After the recent attacks in Paris, though, the White House announced changes that would stop those traveling from conflict zones from boarding planes into the U.S. These changes include screenings and an increase in fines for airlines that do not screen their passengers. The modifications are the start to increasing safety measures for the nation.

Some other recent proposed changes can do more harm than protection, though. Last month, the House passed a veto-proof bill that will essentially ban any Syrian or Iraqi refugee from entering the country by increasing the already lengthy screening process.

However, the potential refugees are far less of a security threat than those entering the country through the visa-waiver program. The attacks in Paris were not committed by refugees from Syria but from extremists who were citizens of the country.

Furthermore, the screening process for refugees has been far more extensive than those coming through tourist visas.
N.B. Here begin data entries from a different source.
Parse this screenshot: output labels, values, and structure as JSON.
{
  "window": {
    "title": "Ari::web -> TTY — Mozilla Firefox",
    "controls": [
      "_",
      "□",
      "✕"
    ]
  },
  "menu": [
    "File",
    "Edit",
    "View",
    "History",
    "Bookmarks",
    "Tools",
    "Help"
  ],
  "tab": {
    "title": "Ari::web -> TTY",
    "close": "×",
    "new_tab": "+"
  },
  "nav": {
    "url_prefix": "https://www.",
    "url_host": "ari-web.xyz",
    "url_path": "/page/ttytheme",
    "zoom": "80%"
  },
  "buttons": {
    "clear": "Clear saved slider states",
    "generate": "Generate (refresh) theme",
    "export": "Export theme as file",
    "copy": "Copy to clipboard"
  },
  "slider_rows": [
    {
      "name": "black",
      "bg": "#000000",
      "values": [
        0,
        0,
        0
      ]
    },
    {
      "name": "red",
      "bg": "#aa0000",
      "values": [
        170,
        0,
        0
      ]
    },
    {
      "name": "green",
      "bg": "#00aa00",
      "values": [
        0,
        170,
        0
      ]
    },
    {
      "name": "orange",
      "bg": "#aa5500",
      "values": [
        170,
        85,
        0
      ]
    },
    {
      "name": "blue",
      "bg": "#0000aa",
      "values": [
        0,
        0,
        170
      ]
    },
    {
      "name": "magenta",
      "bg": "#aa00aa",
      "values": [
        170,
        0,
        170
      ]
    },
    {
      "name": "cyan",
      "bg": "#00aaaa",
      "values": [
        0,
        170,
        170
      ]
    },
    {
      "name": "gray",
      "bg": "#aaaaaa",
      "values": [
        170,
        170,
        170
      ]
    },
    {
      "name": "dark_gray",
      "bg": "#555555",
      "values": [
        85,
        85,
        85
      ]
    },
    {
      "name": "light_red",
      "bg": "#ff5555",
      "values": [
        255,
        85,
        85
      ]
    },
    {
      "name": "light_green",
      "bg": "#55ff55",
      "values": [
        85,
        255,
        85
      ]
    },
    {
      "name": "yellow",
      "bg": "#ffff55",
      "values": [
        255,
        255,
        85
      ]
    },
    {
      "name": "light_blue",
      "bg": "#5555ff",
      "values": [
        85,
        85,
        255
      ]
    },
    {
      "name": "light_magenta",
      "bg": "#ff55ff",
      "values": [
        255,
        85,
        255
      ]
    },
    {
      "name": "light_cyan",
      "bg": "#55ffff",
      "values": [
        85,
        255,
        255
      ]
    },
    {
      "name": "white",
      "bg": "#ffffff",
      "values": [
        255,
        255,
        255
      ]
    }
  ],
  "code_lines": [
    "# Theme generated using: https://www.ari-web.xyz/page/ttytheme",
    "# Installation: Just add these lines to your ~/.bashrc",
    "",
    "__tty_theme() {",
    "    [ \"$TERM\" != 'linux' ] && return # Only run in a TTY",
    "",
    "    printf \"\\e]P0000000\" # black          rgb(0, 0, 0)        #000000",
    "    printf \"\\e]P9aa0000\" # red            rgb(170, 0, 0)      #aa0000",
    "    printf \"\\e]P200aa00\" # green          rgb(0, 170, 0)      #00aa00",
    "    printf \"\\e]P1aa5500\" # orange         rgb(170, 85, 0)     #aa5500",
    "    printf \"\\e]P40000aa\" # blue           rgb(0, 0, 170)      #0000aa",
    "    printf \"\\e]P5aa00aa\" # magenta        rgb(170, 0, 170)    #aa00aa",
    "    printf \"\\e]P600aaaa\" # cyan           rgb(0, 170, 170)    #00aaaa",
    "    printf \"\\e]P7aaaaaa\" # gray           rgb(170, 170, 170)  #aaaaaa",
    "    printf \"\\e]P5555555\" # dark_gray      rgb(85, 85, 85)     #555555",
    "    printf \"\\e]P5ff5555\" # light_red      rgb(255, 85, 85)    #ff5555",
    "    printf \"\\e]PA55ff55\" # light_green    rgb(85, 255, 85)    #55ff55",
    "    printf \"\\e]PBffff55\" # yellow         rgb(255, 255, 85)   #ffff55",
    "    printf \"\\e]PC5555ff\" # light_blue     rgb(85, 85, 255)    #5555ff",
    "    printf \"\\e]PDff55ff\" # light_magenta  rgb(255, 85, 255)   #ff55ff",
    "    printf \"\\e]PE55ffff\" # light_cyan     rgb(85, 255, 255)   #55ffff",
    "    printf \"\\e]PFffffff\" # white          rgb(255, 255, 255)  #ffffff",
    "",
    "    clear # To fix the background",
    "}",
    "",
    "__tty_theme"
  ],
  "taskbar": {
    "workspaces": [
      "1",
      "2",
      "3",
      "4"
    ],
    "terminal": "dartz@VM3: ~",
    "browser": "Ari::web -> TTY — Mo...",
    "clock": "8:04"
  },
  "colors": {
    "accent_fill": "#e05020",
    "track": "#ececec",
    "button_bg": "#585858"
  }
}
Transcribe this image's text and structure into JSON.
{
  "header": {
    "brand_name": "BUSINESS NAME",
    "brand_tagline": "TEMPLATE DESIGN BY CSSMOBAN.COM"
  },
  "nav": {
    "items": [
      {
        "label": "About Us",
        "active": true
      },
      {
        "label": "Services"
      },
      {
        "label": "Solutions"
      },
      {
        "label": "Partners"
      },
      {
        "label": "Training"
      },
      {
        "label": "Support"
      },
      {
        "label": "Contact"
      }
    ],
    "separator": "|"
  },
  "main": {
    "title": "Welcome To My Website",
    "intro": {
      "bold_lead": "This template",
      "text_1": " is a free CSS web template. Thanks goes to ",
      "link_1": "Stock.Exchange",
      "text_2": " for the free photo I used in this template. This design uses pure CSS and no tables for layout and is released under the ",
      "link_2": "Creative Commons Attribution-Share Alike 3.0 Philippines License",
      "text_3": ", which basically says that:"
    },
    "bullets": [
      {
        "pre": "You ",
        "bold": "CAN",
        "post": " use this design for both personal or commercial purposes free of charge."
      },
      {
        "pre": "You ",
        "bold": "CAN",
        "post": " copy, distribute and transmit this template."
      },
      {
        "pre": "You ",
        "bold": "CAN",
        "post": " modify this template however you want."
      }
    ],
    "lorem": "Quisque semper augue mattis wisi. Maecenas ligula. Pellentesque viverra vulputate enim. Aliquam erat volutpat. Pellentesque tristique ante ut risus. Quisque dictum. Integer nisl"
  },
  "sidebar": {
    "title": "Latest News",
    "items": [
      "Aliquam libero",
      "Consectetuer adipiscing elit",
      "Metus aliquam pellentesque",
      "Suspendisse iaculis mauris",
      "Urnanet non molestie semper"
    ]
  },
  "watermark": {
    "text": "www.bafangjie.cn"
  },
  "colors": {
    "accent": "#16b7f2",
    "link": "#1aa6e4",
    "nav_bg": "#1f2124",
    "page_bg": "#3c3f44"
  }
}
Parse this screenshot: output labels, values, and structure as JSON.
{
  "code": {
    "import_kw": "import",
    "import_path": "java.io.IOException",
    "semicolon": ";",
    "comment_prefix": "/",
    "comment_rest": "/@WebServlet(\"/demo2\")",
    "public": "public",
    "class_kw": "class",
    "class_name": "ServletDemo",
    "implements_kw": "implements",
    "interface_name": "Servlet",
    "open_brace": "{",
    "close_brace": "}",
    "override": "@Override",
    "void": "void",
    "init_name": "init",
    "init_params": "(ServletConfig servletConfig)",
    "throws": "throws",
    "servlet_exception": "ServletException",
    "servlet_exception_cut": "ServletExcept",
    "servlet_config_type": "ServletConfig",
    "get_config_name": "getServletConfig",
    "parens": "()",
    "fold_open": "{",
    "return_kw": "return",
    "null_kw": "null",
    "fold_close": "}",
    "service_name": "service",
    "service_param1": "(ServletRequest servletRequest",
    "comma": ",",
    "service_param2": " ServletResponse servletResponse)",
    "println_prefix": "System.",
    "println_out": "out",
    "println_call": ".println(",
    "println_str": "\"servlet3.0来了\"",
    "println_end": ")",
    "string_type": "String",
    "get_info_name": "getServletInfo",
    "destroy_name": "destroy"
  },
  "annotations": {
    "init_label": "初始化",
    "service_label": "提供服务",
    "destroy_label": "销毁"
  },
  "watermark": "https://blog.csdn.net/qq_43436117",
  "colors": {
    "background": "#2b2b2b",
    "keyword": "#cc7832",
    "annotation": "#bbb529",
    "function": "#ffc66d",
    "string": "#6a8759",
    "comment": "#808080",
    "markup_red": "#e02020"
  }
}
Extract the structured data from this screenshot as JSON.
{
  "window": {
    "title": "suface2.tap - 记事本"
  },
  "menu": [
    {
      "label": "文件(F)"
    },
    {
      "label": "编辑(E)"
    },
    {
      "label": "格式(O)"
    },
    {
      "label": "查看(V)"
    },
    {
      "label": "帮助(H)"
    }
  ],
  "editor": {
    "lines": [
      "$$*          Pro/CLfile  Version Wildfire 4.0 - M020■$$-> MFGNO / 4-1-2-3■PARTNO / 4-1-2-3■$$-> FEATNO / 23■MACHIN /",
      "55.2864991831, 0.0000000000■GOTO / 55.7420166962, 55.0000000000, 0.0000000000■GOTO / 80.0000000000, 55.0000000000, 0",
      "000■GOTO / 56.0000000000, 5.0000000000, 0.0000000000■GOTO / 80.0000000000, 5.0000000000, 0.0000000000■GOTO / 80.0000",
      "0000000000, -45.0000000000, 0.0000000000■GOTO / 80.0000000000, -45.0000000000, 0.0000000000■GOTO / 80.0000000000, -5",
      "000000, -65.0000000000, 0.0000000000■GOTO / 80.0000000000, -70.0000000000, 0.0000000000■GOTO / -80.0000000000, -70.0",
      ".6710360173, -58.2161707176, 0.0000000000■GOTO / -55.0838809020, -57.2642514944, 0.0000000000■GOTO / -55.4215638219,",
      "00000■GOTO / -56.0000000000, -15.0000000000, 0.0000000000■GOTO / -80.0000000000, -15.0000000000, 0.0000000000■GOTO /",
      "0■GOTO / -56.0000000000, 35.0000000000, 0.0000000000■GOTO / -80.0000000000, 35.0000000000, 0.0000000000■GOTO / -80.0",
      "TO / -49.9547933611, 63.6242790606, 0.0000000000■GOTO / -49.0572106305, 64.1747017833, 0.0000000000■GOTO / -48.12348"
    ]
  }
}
The visa program is designed to clear people quickly through an electronic check system to prevent holdups in travel. Refugees go through a background check and several in-person interviews. The new House bill would further tighten the refugee screenings, requiring the director of the FBI and other heads of security to approve each screening.

The refugees are not where the danger lies. Most of the refugees are women and children trying to leave war-torn countries in the hopes of a better life.

Security measures are important, and ultimately the safety of the U.S. needs to be a priority. We can’t let our fear stop us from helping those in need, though.

In an attempt to refute the House bill, the Senate has proposed a new bill that will further tighten what the White House has changed while still allowing refugees to enter the country. The Visa-Waiver Program Security Enhancement Act would ban anyone who has traveled to Syria or Iraq in the past five years from entering the country on a tourist visa. Travelers who fall under this restriction would have to obtain a visa through an American embassy or consulate. Passport information would be encoded into an electronic chip to make it more difficult to enter the U.S. through a forged passport.

The bill could provide a better alternative than barring the refugees.

The U.S. has long prided itself on being a diverse and accepting nation. However, the recent attacks have shifted the attitude of Americans from one of acceptance to one of fear. And fear can change everything.

Misplaced fear, though, can be even more debilitating.